M. le Dr Briand nous signale des conciliabules ayant eu lieu entre des psychopathes de guerre. Vraisemblablement ces malades ou ex-malades, mirent en commun des éléments non pas de leurs psychoses initiales, mais de leurs psychismes consécutifs, décomposables en sinisirose et mentalité d’hôpital. Les promoteurs auront dû être des blessés imbus soit justement, soit avec excès de leurs droits à la reconnaissance, affectés par des reliquats d’une commotion ou par des souffrances prolongées, irrités par l’expectation, et entretenus dans l’irritation ou par un désœuvrement total parmi des sujets similaires ; la crainte du retour au front a pu jouer çà et là un certain rôle ; ainsi une sorte de syndicat se formait entre mécontents ayant mêmes griefs et mêmes buts, qui n’avaient pas même à se chercher pour se grouper (groupement claustré).

Déduction faite de la sinistrose véritable qui a dû exister chez certains, les facteurs mis en jeu étaient plutôt psychologiques que psychiatriques. Ce cas mixte forme une transition originale entre les délires communiqués ou imposés et la psychologie des groupes ; groupe de militaires, de marins, d’ouvriers, de collégiens ou d’autres, groupes qu’on pourrait appeler les groupes syndicalistes (libres ou claustrés), par opposition aux groupes fortuits et aux foules. Il existe en Allemagne des hôpitaux spéciaux pour ouvriers sinistrés, avec admission et traitement obligatoires avant toute rente (Thèse Roques, Paris, vers 1900). Nous ignorons si des coalitions spéciales ont eu lieu dans ces hôpitaux.

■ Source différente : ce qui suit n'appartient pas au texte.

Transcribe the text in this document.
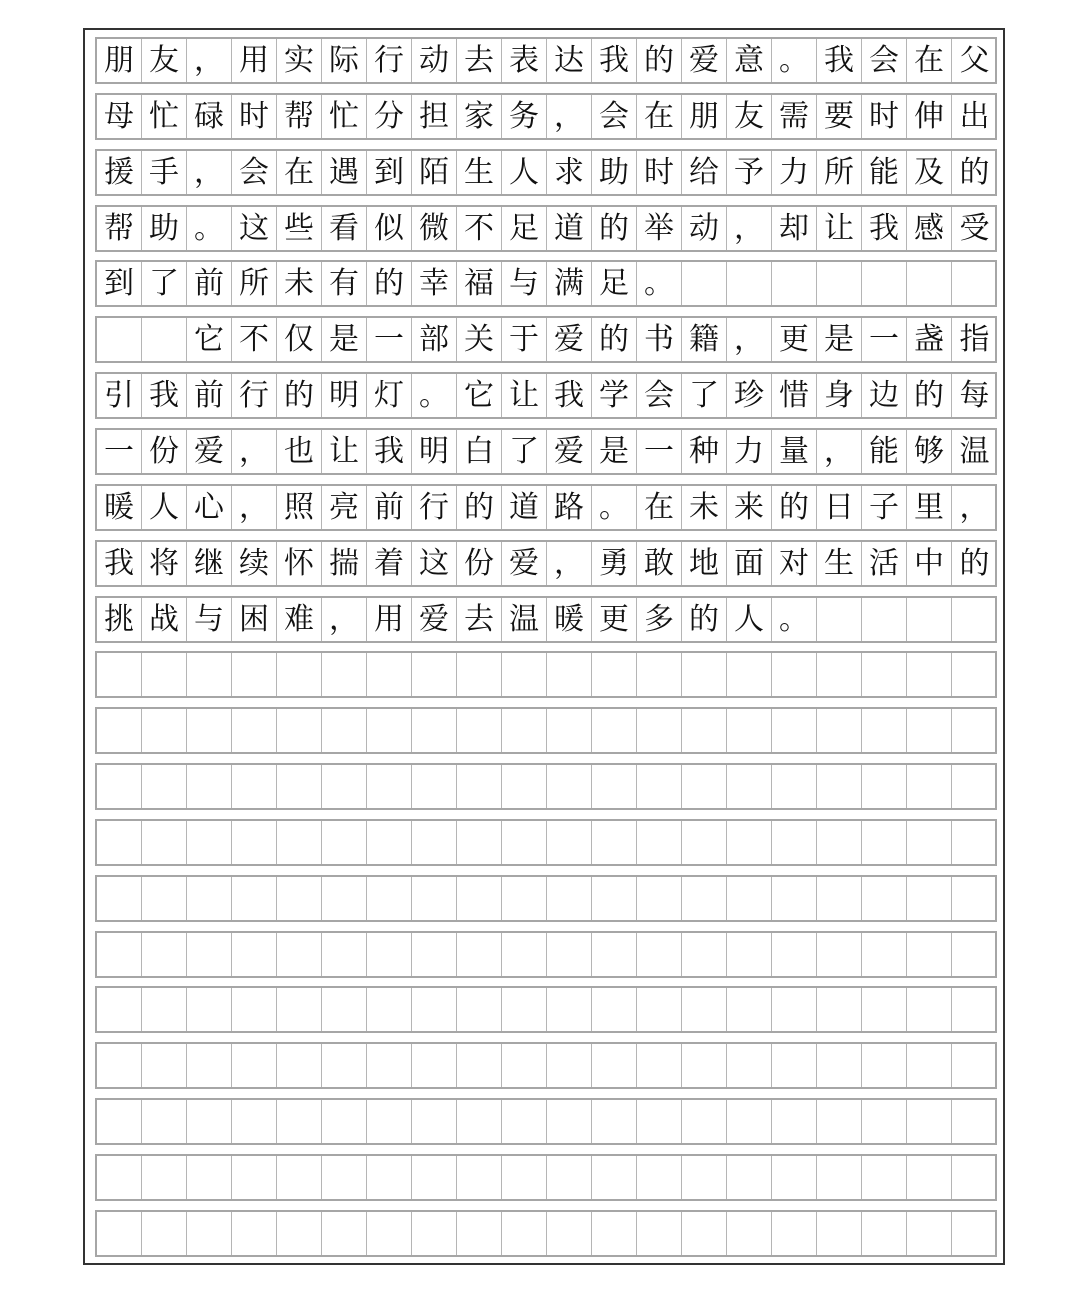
朋 友 ， 用 实 际 行 动 去 表 达 我 的 爱 意 。 我 会 在 父
母 忙 碌 时 帮 忙 分 担 家 务 ， 会 在 朋 友 需 要 时 伸 出
援 手 ， 会 在 遇 到 陌 生 人 求 助 时 给 予 力 所 能 及 的
帮 助 。 这 些 看 似 微 不 足 道 的 举 动 ， 却 让 我 感 受
到 了 前 所 未 有 的 幸 福 与 满 足 。
它 不 仅 是 一 部 关 于 爱 的 书 籍 ， 更 是 一 盏 指
引 我 前 行 的 明 灯 。 它 让 我 学 会 了 珍 惜 身 边 的 每
一 份 爱 ， 也 让 我 明 白 了 爱 是 一 种 力 量 ， 能 够 温
暖 人 心 ， 照 亮 前 行 的 道 路 。 在 未 来 的 日 子 里 ，
我 将 继 续 怀 揣 着 这 份 爱 ， 勇 敢 地 面 对 生 活 中 的
挑 战 与 困 难 ， 用 爱 去 温 暖 更 多 的 人 。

Dans les lois qui régissent le psychisme des groupes (du type syndical ou fortuit), et le psychisme des grandes foules, on reconnaîtrait à l’analyse les mécanismes de propagation des délires. Ces mécanismes apparaîtraient en général plutôt atténués qu’amplifiés ; mais le résultat final peut en être démesuré, par Veffet d’additions et de multiplications dues à des interrèactions illimitées.